PwC chief economist Lullu Krugel said there were still many industries lagging behind in spite of the first quarter GDP growth returning the economy to its pre-pandemic size.

Krugel said their baseline scenario for the country had deteriorated since the start of 2022 as a combination of local and international factors caused a weaker rand, higher consumer price inflation, a faster increase in interest rates, slower economic growth, and a continued rise in the unemployment rate.

PwC’s economic outlook comes when Eskom has plunged the country into Stage 6 load shedding for the first time since December 2019 due to weakening generation capacity and industrial action by plant maintenance workers.

Krugel said electricity load shedding was the primary constraint on South Africa’s economic growth process, leaving the country’s medium- to long-term potential annual growth at around 1.5 percent.
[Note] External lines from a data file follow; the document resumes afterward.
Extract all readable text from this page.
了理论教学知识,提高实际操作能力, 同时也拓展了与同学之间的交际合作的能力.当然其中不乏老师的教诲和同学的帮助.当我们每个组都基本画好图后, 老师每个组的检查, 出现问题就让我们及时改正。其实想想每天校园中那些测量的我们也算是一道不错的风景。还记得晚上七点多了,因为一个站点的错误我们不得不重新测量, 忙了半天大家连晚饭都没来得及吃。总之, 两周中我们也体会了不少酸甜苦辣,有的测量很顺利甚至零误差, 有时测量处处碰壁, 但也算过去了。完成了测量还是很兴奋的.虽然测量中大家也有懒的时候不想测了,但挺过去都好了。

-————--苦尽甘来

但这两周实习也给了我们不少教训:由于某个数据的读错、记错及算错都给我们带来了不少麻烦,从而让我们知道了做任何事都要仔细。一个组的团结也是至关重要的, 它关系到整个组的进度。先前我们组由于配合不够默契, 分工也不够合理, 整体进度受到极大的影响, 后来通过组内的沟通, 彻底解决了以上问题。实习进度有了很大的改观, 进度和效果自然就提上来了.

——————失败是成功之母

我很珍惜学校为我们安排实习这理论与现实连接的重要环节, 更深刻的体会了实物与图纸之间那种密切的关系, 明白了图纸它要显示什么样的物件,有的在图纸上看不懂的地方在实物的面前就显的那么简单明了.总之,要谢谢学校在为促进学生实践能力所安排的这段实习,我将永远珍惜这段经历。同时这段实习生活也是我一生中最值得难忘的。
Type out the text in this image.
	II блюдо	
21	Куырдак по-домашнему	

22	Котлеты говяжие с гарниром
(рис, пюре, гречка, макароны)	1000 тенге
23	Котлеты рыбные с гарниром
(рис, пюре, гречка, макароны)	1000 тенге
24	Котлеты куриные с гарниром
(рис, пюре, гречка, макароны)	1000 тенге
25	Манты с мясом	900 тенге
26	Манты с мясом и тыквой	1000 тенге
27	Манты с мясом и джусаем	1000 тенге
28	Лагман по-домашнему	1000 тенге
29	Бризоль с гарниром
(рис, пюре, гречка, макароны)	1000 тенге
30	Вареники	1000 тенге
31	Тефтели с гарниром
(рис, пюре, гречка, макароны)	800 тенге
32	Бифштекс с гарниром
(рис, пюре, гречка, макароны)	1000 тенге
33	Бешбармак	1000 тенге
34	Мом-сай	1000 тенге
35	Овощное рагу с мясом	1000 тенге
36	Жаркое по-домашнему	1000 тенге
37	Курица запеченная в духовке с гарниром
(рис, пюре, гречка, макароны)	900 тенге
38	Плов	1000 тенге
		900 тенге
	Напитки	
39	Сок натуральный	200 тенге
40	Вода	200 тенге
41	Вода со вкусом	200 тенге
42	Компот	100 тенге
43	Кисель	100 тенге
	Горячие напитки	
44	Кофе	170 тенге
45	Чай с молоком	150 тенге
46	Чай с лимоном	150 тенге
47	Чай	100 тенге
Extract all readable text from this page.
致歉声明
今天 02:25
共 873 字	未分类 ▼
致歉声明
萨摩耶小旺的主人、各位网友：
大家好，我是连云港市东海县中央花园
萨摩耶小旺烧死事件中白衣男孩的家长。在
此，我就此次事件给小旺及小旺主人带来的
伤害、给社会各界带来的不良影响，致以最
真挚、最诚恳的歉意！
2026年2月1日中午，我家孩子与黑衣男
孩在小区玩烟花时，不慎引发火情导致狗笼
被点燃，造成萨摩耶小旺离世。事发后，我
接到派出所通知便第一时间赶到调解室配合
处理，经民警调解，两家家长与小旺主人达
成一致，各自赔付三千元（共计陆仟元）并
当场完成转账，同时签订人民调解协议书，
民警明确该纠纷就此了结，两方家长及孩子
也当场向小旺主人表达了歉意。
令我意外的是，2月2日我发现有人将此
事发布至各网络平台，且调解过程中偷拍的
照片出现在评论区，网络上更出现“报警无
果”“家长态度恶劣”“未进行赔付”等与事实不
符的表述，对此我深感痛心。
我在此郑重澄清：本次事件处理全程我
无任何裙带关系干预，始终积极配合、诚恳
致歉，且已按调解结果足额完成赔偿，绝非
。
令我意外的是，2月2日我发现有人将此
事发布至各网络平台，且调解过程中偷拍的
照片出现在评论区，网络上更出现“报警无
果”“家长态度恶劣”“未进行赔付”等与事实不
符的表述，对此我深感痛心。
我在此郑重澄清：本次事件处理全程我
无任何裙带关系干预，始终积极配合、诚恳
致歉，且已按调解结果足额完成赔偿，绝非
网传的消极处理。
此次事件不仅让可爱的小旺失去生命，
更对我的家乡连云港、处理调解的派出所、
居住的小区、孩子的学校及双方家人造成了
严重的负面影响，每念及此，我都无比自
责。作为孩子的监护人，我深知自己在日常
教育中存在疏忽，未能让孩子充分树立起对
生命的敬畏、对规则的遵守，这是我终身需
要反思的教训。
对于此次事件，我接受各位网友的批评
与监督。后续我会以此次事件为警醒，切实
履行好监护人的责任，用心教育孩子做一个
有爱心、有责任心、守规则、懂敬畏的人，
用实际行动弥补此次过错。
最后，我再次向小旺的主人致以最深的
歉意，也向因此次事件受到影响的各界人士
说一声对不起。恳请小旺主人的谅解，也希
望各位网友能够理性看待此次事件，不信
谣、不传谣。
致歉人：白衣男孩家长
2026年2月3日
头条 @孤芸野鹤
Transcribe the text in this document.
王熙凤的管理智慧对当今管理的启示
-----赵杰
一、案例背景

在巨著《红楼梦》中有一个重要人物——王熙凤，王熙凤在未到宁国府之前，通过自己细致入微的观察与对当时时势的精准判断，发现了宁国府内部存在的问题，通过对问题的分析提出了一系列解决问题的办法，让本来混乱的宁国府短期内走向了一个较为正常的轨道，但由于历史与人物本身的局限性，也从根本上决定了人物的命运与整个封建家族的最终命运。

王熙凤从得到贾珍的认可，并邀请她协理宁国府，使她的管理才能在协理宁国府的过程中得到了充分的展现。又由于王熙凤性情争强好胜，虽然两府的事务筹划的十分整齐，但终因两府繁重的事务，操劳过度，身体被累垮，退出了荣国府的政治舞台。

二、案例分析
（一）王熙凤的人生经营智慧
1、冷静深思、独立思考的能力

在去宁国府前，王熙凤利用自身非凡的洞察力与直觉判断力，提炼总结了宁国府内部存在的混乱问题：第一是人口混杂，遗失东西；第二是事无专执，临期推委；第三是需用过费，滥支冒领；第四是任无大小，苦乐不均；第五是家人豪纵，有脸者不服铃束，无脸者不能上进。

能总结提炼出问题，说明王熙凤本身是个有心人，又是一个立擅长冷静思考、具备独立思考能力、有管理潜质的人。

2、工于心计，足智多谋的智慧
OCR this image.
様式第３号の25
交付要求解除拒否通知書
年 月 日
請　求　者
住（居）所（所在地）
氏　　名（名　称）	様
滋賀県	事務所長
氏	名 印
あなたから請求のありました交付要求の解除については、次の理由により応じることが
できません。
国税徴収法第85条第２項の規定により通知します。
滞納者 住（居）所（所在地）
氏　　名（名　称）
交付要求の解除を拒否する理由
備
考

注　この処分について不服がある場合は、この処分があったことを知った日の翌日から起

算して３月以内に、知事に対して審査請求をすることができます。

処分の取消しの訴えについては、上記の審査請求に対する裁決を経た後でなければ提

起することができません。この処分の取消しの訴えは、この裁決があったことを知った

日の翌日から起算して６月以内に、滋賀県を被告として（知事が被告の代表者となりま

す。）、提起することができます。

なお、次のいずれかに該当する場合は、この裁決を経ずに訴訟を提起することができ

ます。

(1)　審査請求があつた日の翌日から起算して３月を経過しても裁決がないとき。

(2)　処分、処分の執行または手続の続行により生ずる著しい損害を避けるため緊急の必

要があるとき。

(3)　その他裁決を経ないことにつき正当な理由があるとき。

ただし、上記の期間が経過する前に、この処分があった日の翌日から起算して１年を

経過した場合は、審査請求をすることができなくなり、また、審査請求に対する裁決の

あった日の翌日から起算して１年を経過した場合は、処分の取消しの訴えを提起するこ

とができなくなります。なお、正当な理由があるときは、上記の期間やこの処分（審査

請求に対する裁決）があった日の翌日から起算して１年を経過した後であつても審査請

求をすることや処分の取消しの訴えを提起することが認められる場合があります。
Eskom shed 1 054 gigawatt hours (GWh) during January-April 2022, starting the year off with a 25 percent increase in average load shedding intensity per month.

“The current outlook for the economy is not far removed from what a downside scenario looked like at the start of the year,” Krugel said.

“Companies that worked with different forecast scenarios before the onset of the disruption caused by the Russian invasion of Ukraine, and who planned for this kind of downside situation, would have strategies in place halfway through 2022 to manage the deteriorated macroeconomic outlook.”

PwC has often emphasised that the South African economy needed structural reforms to place it on a higher GDP growth trajectory.

The report said that despite progress on some structural reforms, the electricity supply situation had shown no improvement.

It said the two goals facing critical challenges to implementation are linked to improving the electricity situation: improving the Energy Availability Factor (EAF) to over 70 percent and implementing the emergency procurement of 2 000MW of generating capacity.

The report also highlights how geopolitics in eastern Europe would disrupt global commodity markets with greater intensity over a longer period of time, impacting the oil price and affecting the rand.

This will, in turn, push the food and fuel inflation higher, prompting the South African Reserve Bank (SARB) to adopt a hawkish monetary policy stance by raising interest rates.

PwC South Africa senior economist Christie Viljoen said the SA Reserve Bank could increase the repo rate by another 100 basis points during the remainder of 2022 after a 125 basis points hike since November 2021.

“Our updated forecasts are more pessimistic about the economic outlook towards 2023 due to several headwinds, including pressure from geopolitical risk on the exchange rate, the near-term expiry of fuel tax breaks, and no improvement in the electricity load-shedding situation, amongst other challenges,” Viljoen said.